La Corte, dopo aver preso in esame le due pronunce della Corte di Cassazione, rileva come le stesse – apparentemente antitetiche – sono invece accomunate dalla salvaguardia di un unico interesse amministrativo.  Detto altrimenti, in ambedue le situazioni esaminate le conseguenti decisioni sono assunte tenendo conto, in maniera preminente, delle esigenze organizzative e funzionali della pubblica amministrazione scolastica. E sottolinea – ed è questo l’aspetto di maggior valore e novità – che la Pubblica amministrazione scolastica può e deve valutare il proprio interesse, non già e non solo con rifermento al “pedissequo rispetto” dei termini posti per le dimissioni, bensì alla luce di una effettiva “convenienza organizzativa”, individuata e perseguita di volta in volta.
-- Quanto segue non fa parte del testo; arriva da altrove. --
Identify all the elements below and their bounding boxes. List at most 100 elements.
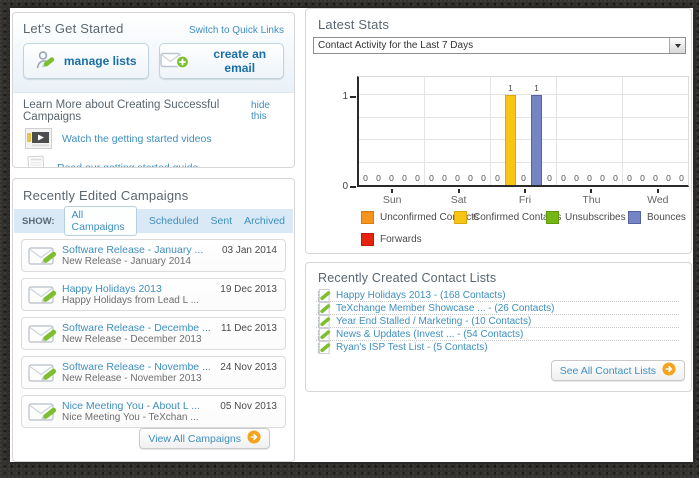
manage-lists-button[interactable]: manage lists xyxy=(23,43,149,79)
campaign-envelope-icon xyxy=(28,400,62,424)
bar-value-label: 0 xyxy=(452,173,464,183)
bar-slot: 0 xyxy=(597,77,609,185)
campaign-list: Software Release - January ...New Releas… xyxy=(13,239,294,428)
campaign-row[interactable]: Nice Meeting You - About L ...Nice Meeti… xyxy=(21,395,286,428)
bar-value-label: 0 xyxy=(610,173,622,183)
campaign-subtitle: Nice Meeting You - TeXchan ... xyxy=(62,412,279,424)
campaign-row[interactable]: Happy Holidays 2013Happy Holidays from L… xyxy=(21,278,286,311)
contact-list-row[interactable]: TeXchange Member Showcase ... - (26 Cont… xyxy=(316,302,679,315)
campaign-date: 11 Dec 2013 xyxy=(221,323,277,334)
create-email-button[interactable]: create an email xyxy=(159,43,285,79)
campaign-subtitle: New Release - November 2013 xyxy=(62,373,279,385)
campaign-filter-archived[interactable]: Archived xyxy=(244,215,285,227)
legend-swatch-unsubscribes xyxy=(546,211,559,224)
bar-value-label: 0 xyxy=(360,173,372,183)
bar-slot: 0 xyxy=(610,77,622,185)
bar-slot: 0 xyxy=(386,77,398,185)
read-guide-link[interactable]: Read our getting started guide xyxy=(57,162,198,169)
bar-value-label: 0 xyxy=(386,173,398,183)
campaign-filter-scheduled[interactable]: Scheduled xyxy=(149,215,199,227)
bar-group-thu: 00000 xyxy=(557,77,623,185)
legend-swatch-confirmed-contacts xyxy=(454,211,467,224)
recent-campaigns-title: Recently Edited Campaigns xyxy=(13,179,294,209)
contact-list-link[interactable]: TeXchange Member Showcase ... - (26 Cont… xyxy=(336,303,554,314)
video-thumbnail-icon[interactable] xyxy=(25,128,52,149)
bar-groups: 0000000000010100000000000 xyxy=(359,77,688,185)
y-axis-tick xyxy=(350,186,356,188)
campaign-envelope-icon xyxy=(28,322,62,346)
x-axis-label-thu: Thu xyxy=(561,194,621,206)
bar-slot: 0 xyxy=(360,77,372,185)
dropdown-arrow-icon[interactable] xyxy=(669,38,685,53)
see-all-contact-lists-button[interactable]: See All Contact Lists xyxy=(551,360,685,381)
bar-slot: 0 xyxy=(426,77,438,185)
legend-label: Unsubscribes xyxy=(565,212,626,223)
hide-this-link[interactable]: hide this xyxy=(251,100,284,122)
campaign-filter-all-campaigns[interactable]: All Campaigns xyxy=(64,206,137,236)
x-axis-label-sat: Sat xyxy=(429,194,489,206)
watch-videos-link[interactable]: Watch the getting started videos xyxy=(62,133,212,145)
campaign-filter-bar: SHOW: All CampaignsScheduledSentArchived xyxy=(14,209,293,233)
campaign-filter-sent[interactable]: Sent xyxy=(211,215,233,227)
stats-period-select[interactable]: Contact Activity for the Last 7 Days xyxy=(313,37,686,54)
bar-slot: 0 xyxy=(650,77,662,185)
bar-value-label: 0 xyxy=(373,173,385,183)
learn-more-title: Learn More about Creating Successful Cam… xyxy=(23,99,251,123)
y-axis-label-0: 0 xyxy=(328,181,348,192)
bar-slot: 0 xyxy=(544,77,556,185)
bar-value-label: 0 xyxy=(597,173,609,183)
bar-value-label: 0 xyxy=(637,173,649,183)
contact-list-row[interactable]: News & Updates (Invest ... - (54 Contact… xyxy=(316,328,679,341)
contact-list-link[interactable]: Happy Holidays 2013 - (168 Contacts) xyxy=(336,290,506,301)
bar-value-label: 1 xyxy=(505,83,517,93)
bar-slot: 0 xyxy=(412,77,424,185)
manage-lists-label: manage lists xyxy=(64,54,137,68)
contact-list-link[interactable]: News & Updates (Invest ... - (54 Contact… xyxy=(336,329,523,340)
campaign-envelope-icon xyxy=(28,244,62,268)
contact-list-row[interactable]: Happy Holidays 2013 - (168 Contacts) xyxy=(316,289,679,302)
recent-lists-card: Recently Created Contact Lists Happy Hol… xyxy=(305,262,692,392)
bar-slot: 0 xyxy=(584,77,596,185)
campaign-row[interactable]: Software Release - Decembe ...New Releas… xyxy=(21,317,286,350)
bar-value-label: 0 xyxy=(478,173,490,183)
content-area: Let's Get Started Switch to Quick Links xyxy=(10,8,693,462)
switch-to-quick-links-link[interactable]: Switch to Quick Links xyxy=(189,25,284,36)
y-axis-label-1: 1 xyxy=(328,91,348,102)
view-all-campaigns-button[interactable]: View All Campaigns xyxy=(139,428,270,449)
manage-lists-icon xyxy=(35,49,57,74)
chart-legend: Unconfirmed ContactsConfirmed ContactsUn… xyxy=(306,209,691,251)
guide-thumbnail-icon[interactable] xyxy=(25,154,47,168)
legend-item-forwards: Forwards xyxy=(361,233,422,246)
bar-group-wed: 00000 xyxy=(623,77,688,185)
bar-slot: 0 xyxy=(676,77,688,185)
bar-value-label: 0 xyxy=(399,173,411,183)
x-axis-tick xyxy=(524,189,526,193)
bar-value-label: 0 xyxy=(584,173,596,183)
campaign-row[interactable]: Software Release - Novembe ...New Releas… xyxy=(21,356,286,389)
contact-list-icon xyxy=(316,340,331,355)
arrow-circle-icon xyxy=(247,430,261,447)
bar-value-label: 0 xyxy=(650,173,662,183)
x-axis-label-wed: Wed xyxy=(628,194,688,206)
arrow-circle-icon xyxy=(662,362,676,379)
contact-list-link[interactable]: Year End Stalled / Marketing - (10 Conta… xyxy=(336,316,531,327)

E per dare concreto riscontro a tale convenienza, fa riferimento ad una situazione che ricorre sovente nelle istituzioni scolastiche, ponendo la seguente domanda: ha senso non accettare le dimissioni prodotte oltre i termini da un docente di ruolo, che fruisce di aspettativa e che, presumibilmente, continuerà a fruirne sino all’esaurimento della stessa?  La mancata accettazione delle dimissioni in casi del genere – prosegue la Corte – non realizza di certo il buon andamento della P.A., ma impedisce di fatto la nomina in ruolo di un altro docente, in grado – questo sì – di dare continuità all’insegnamento e assicurare in tal modo la piena funzionalità del pubblico servizio scolastico.     

Ed è dalla delineata “convenienza organizzativa” che La Corte definisce, in tema, l’orientamento di massima: 

“I termini previsti dai decreti ministeriali che ogni anno stabiliscono l’efficacia delle dimissioni del personale del comparto scolastico sono posti a tutela esclusiva degli interessi della Pubblica Amministrazione, che li può disattendere in caso di eccezionali, specifiche e comprovate esigenze di garanzia del buon andamento del servizio in termini di efficienza ed economicità dello stesso”.    

Dimissioni del personale della scuola: conclusioni

La deliberazione della Corte dei Conti appare, quindi, una sorta di “avviso ai naviganti”, vale a dire un chiaro messaggio per i Dirigenti scolastici e/o gli Uffici scolastici provinciali chiamati a vario titolo ad occuparsi delle dimissioni del personale scolastico.

Un avviso per affermare che, in presenza di dimissioni prodotte da docenti e/o Ata oltre i termini annualmente previsti, è d’obbligo , per non accettarle, rappresentare motivazioni puntuali e congruenti. Non saranno più sufficienti i richiami alla inosservanza dei tempi stabiliti, ma occorrerà declinare, in modo specifico e circostanziato, i danni e/o i disservizi derivanti al pubblico servizio scolastico.